21 Mar
21Mar

Coinbase, a cryptocurrency exchange with headquarters in the United States, made the proactive decision to speak out about crypto staking after it recently caught regulators' notice. The corporation reasons why staking cannot be categorically categorised as securities in its appeal to the Securities and Exchange Commission (SEC).


Coinbase released the "Petition for Rulemaking" on March 20. The company examined how securities law handles services for establishing proof-of-stake methods in an 18-page report. Written in response to the SEC's crackdown on Kraken's staking programme in February, when the exchange was accused of "failing to register the offer and sale of their crypto asset staking-as-a-service business," which the SEC deemed to be a form of securities.

Coinbase contends in the petition that staking is not a single, unified idea. While some of the current models might qualify as investment contract offerings, others obviously cannot. The business highlights that the fundamental staking services in particular do not pass the Howey test.


Since the opportunity cost of staking is not an investment and users are temporarily giving up the alternative use of their assets instead of money, the core staking services do not require a monetary investment.

Moreover, there is no shared enterprise between stakeholders or between stakeholders and service providers. Users still have complete control over their assets and can unstake, sell, hypothecate, vote, pledge, or otherwise dispose of them without the assistance of the service provider.
Considering that the rewards users receive are merely money for services provided, Coinbase claims that core staking services also fall short of the "expectation of profit" criteria. And lastly, key staking services involve ministerial upkeep rather than managing endeavours in the sense of conventional investment.

The Committee on Special Investment Advisory Services from 1973, the SEC's Regulation Fair Disclosure from 2000, and the Report of Investigation Pursuant to Section 21(a) of the Securities Exchange Act of 1934: The DAO from 2017 are three historical precedents that Coinbase cites as being relevant to the SEC's current regulatory work with cryptocurrency staking.

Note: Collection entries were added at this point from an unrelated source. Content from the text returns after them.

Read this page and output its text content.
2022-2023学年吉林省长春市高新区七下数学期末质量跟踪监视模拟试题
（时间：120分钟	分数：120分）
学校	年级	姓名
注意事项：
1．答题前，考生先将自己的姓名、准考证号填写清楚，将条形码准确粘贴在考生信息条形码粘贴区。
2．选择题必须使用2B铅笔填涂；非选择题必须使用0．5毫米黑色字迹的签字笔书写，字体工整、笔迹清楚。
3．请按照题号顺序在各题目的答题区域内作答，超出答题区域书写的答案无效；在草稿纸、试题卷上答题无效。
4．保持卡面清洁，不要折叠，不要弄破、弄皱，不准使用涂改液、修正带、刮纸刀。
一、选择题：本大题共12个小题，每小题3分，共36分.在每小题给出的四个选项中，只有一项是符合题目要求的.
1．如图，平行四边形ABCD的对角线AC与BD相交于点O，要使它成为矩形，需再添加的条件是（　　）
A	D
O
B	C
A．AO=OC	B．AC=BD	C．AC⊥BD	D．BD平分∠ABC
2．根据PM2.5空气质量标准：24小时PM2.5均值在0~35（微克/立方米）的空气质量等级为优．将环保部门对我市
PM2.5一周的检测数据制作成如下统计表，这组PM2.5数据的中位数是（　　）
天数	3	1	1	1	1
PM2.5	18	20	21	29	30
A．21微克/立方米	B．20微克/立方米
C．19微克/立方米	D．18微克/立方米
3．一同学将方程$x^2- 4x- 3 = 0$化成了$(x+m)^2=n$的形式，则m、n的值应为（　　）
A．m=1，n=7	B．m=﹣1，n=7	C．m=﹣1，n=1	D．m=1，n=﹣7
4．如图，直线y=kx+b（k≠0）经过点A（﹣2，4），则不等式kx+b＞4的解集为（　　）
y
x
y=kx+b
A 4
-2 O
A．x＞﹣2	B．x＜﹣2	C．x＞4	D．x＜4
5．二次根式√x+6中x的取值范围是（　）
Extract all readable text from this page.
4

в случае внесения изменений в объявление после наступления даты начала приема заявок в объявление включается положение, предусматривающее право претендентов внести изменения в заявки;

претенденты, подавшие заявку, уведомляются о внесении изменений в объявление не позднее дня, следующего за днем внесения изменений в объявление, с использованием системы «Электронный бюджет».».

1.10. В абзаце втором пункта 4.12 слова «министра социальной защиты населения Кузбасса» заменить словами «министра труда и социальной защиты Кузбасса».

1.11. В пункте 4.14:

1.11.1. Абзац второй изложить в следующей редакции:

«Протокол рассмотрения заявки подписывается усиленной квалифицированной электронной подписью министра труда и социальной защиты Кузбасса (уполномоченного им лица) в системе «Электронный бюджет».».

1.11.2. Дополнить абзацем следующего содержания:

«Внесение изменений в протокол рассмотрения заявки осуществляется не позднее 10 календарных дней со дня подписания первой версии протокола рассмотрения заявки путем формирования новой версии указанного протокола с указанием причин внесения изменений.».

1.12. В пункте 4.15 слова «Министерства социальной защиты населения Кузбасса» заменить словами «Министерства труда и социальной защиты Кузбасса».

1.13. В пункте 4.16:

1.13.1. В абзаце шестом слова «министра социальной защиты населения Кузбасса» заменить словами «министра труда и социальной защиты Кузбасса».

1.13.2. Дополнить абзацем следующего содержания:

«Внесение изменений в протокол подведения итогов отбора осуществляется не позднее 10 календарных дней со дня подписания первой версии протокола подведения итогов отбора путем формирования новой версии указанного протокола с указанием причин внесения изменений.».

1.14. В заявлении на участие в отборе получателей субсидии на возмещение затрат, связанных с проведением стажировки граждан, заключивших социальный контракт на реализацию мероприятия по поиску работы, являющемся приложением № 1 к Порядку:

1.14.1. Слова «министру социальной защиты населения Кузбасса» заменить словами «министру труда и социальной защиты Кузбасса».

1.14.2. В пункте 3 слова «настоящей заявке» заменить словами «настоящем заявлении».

The company asks the regulators to treat staking services differently by reminding them of the considerable economic effects of their decisions on the ecosystem for digital assets.


When Coinbase and Kraken collided in February, Coinbase publicly said that their staking systems were "fundamentally different" from Kraken's, and CEO Brian Armstrong said the business was prepared to defend this stance in court "if needed."


Customers were reminded by Coinbase that its staking services would still be offered and "may even rise" in spite of the SEC's efforts.